Dr. Lucas Nápoli (*)

Um dos livros mais conhecidos de Sigmund Freud, criador da Psicanálise, é “Mal-estar na civilização” ou, em bom alemão, “Das Unbehagen in der Kultur”. Se evoco aqui o título da obra no idioma original não é para ostentar erudição ou por qualquer outro vício narcísico dessa ordem. Meu intuito é apenas o de salientar que a expressão que Freud utiliza para nomear o livro pode ser traduzida de outras maneiras que representam diferentes interpretações do texto. Uma tradução que já se consagrou no Brasil, sobretudo em função da influência do pensamento do psicanalista francês Jacques Lacan, opta pelo termo “cultura” para a tradução de “Kultur” ao invés de “civilização”. Quem prefere essa tradução geralmente o faz por pretender destacar que o mal-estar de que fala Freud não deriva de certo arranjo civilizacional específico, mas é inerente à existência humana na medida em que esta seria marcada intrinsecamente pelo domínio da cultura sobre a natureza.

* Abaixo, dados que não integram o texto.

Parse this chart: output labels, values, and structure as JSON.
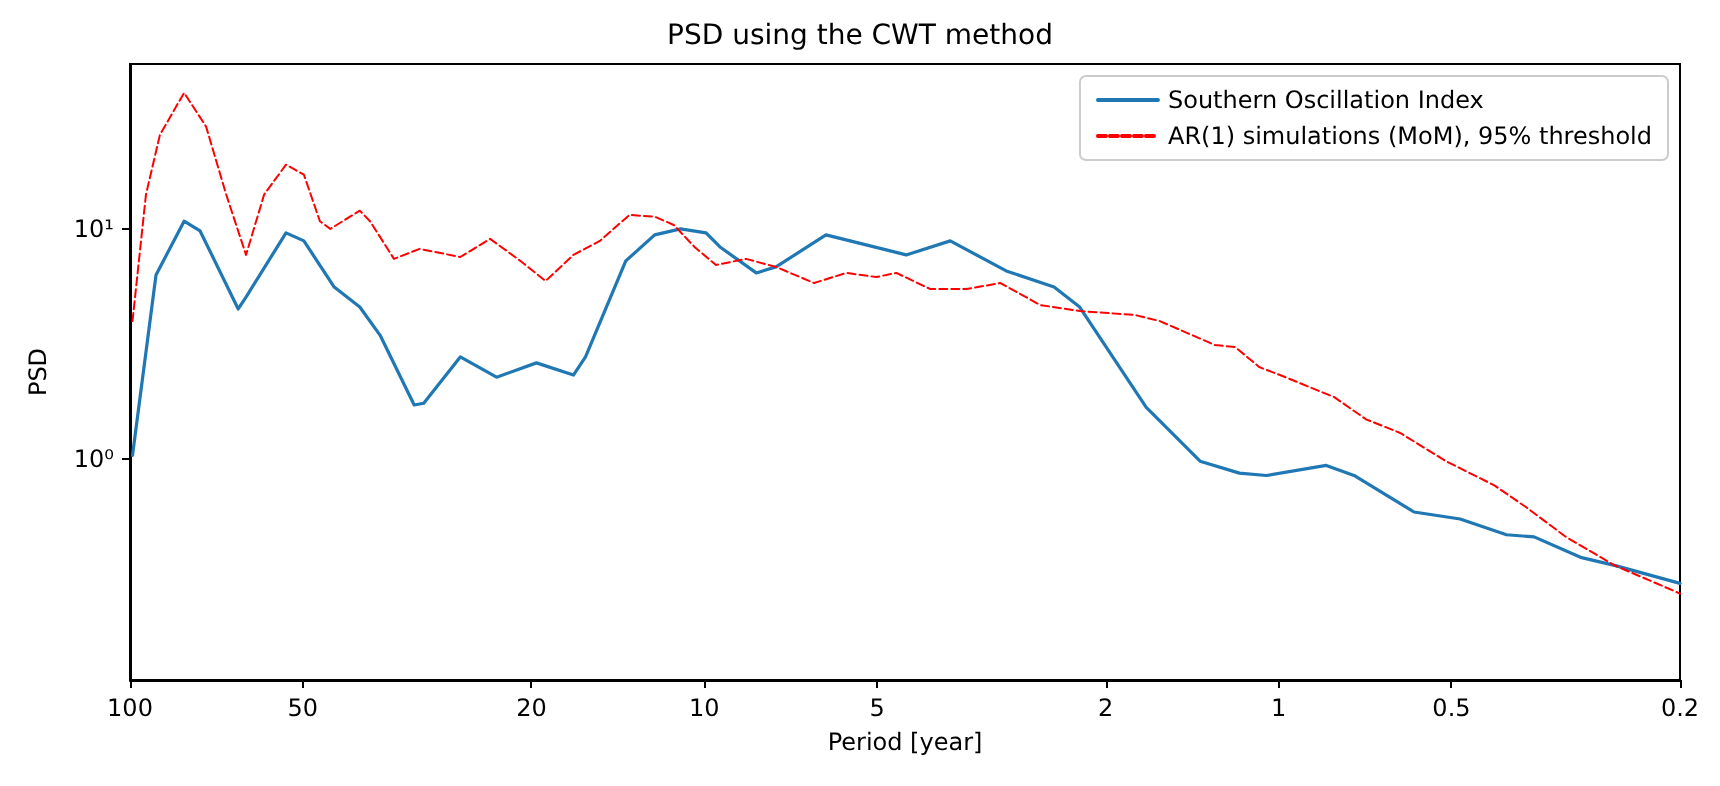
{
  "chart_data": {
    "type": "line",
    "title": "PSD using the CWT method",
    "xlabel": "Period [year]",
    "ylabel": "PSD",
    "log": "xy",
    "grid": false,
    "legend": "top right",
    "marker": "none",
    "xlim": [
      100,
      0.2
    ],
    "xticks": [
      100,
      50,
      20,
      10,
      5,
      2,
      1,
      0.5,
      0.2
    ],
    "ylim": [
      0.11,
      52
    ],
    "yticks": [
      {
        "value": 1,
        "label": "10⁰"
      },
      {
        "value": 10,
        "label": "10¹"
      }
    ],
    "series": [
      {
        "name": "Southern Oscillation Index",
        "color": "#1f77b4",
        "line_style": "solid",
        "x": [
          99,
          90.1,
          80.5,
          75.5,
          64.8,
          62.8,
          53.5,
          49.8,
          44.1,
          39.8,
          36.7,
          32.0,
          30.8,
          26.6,
          23.0,
          19.6,
          16.9,
          16.1,
          13.7,
          12.2,
          11.0,
          9.93,
          9.39,
          8.12,
          7.5,
          6.14,
          4.45,
          3.73,
          2.98,
          2.46,
          2.22,
          1.7,
          1.37,
          1.17,
          1.05,
          0.826,
          0.739,
          0.581,
          0.483,
          0.401,
          0.359,
          0.298,
          0.26,
          0.2
        ],
        "values": [
          1.04,
          6.31,
          10.8,
          9.8,
          4.49,
          5.06,
          9.61,
          8.87,
          5.59,
          4.58,
          3.46,
          1.72,
          1.75,
          2.78,
          2.27,
          2.62,
          2.32,
          2.78,
          7.26,
          9.42,
          10,
          9.61,
          8.35,
          6.44,
          6.84,
          9.42,
          7.71,
          8.87,
          6.57,
          5.59,
          4.58,
          1.68,
          0.98,
          0.87,
          0.85,
          0.94,
          0.85,
          0.59,
          0.55,
          0.47,
          0.46,
          0.375,
          0.346,
          0.289
        ]
      },
      {
        "name": "AR(1) simulations (MoM), 95% threshold",
        "color": "#ff0000",
        "line_style": "dashed",
        "x": [
          99,
          93.8,
          88.7,
          80.5,
          73.7,
          68.0,
          62.8,
          58.4,
          53.5,
          49.8,
          46.7,
          44.8,
          39.8,
          38.2,
          34.7,
          31.3,
          26.6,
          23.6,
          20.9,
          18.9,
          16.9,
          15.2,
          13.5,
          12.2,
          11.3,
          10.4,
          9.54,
          8.46,
          7.5,
          6.44,
          5.66,
          5.02,
          4.63,
          4.04,
          3.5,
          3.05,
          2.6,
          2.22,
          1.78,
          1.61,
          1.29,
          1.19,
          1.08,
          0.994,
          0.8,
          0.704,
          0.614,
          0.511,
          0.421,
          0.371,
          0.316,
          0.26,
          0.2
        ],
        "values": [
          3.98,
          14.1,
          25.6,
          39.0,
          27.8,
          14.1,
          7.71,
          14.1,
          19.0,
          17.2,
          10.8,
          10.0,
          12.0,
          10.8,
          7.41,
          8.19,
          7.55,
          9.05,
          7.26,
          5.94,
          7.71,
          8.87,
          11.5,
          11.3,
          10.4,
          8.35,
          6.97,
          7.41,
          6.84,
          5.82,
          6.44,
          6.18,
          6.44,
          5.48,
          5.48,
          5.82,
          4.67,
          4.4,
          4.23,
          3.98,
          3.13,
          3.07,
          2.51,
          2.32,
          1.86,
          1.49,
          1.3,
          0.98,
          0.77,
          0.62,
          0.46,
          0.346,
          0.261
        ]
      }
    ]
  }
}
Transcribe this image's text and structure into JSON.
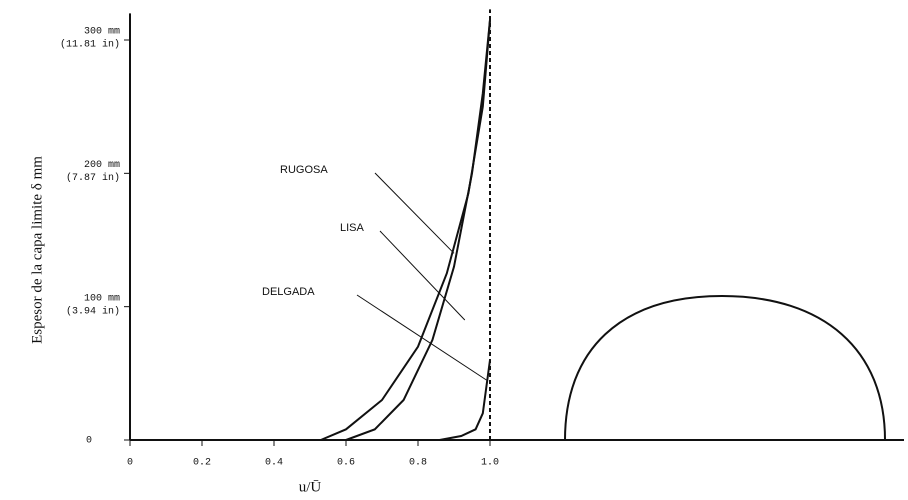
{
  "chart_data": {
    "type": "line",
    "ylabel": "Espesor de la capa limite δ mm",
    "xlabel": "u/Ū",
    "xlim": [
      0,
      2.15
    ],
    "ylim": [
      0,
      320
    ],
    "xticks": [
      0,
      0.2,
      0.4,
      0.6,
      0.8,
      {
        "value": 1,
        "label": "1.0"
      }
    ],
    "yticks": [
      0,
      {
        "value": 100,
        "label": "100 mm",
        "sublabel": "(3.94 in)"
      },
      {
        "value": 200,
        "label": "200 mm",
        "sublabel": "(7.87 in)"
      },
      {
        "value": 300,
        "label": "300 mm",
        "sublabel": "(11.81 in)"
      }
    ],
    "vline": 1,
    "series": [
      {
        "name": "RUGOSA",
        "color": "#111111",
        "x": [
          0.53,
          0.6,
          0.7,
          0.8,
          0.88,
          0.94,
          0.98,
          1.0
        ],
        "values": [
          0,
          8,
          30,
          70,
          125,
          185,
          250,
          315
        ]
      },
      {
        "name": "LISA",
        "color": "#111111",
        "x": [
          0.6,
          0.68,
          0.76,
          0.84,
          0.9,
          0.95,
          0.98,
          1.0
        ],
        "values": [
          0,
          8,
          30,
          75,
          130,
          200,
          260,
          315
        ]
      },
      {
        "name": "DELGADA",
        "color": "#111111",
        "x": [
          0.86,
          0.92,
          0.96,
          0.98,
          0.99,
          1.0
        ],
        "values": [
          0,
          3,
          8,
          20,
          40,
          60
        ]
      }
    ]
  }
}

Curiosamente, não conheço nenhum autor que tenha advogado uma tradução diferente para a palavra “Unbehagen”. Aparentemente, todos se sentem muito satisfeitos com o termo “mal-estar”. De minha parte, vejo um problema nessa expressão. Normalmente, quando dizemos que estamos com um “mal-estar”, trata-se de uma indisposição física, quase sempre correspondente a um estado de náusea, febre ou enjoo. Penso, portanto, que mal-estar tem uma conotação médica bastante destacada que pode acabar obscurecendo o fato de que o “mal-estar” de que fala Freud é uma experiência eminentemente psicológica. Além disso, a expressão “mal-estar” pode nos levar a pensar equivocadamente (do meu ponto de vista) que a condição humana é necessariamente ruim. Afinal, o termo “mal” expressa um juízo de valor. Se formos levar o termo ao pé da letra, diríamos que o ser humano estaria fadado a estar mal.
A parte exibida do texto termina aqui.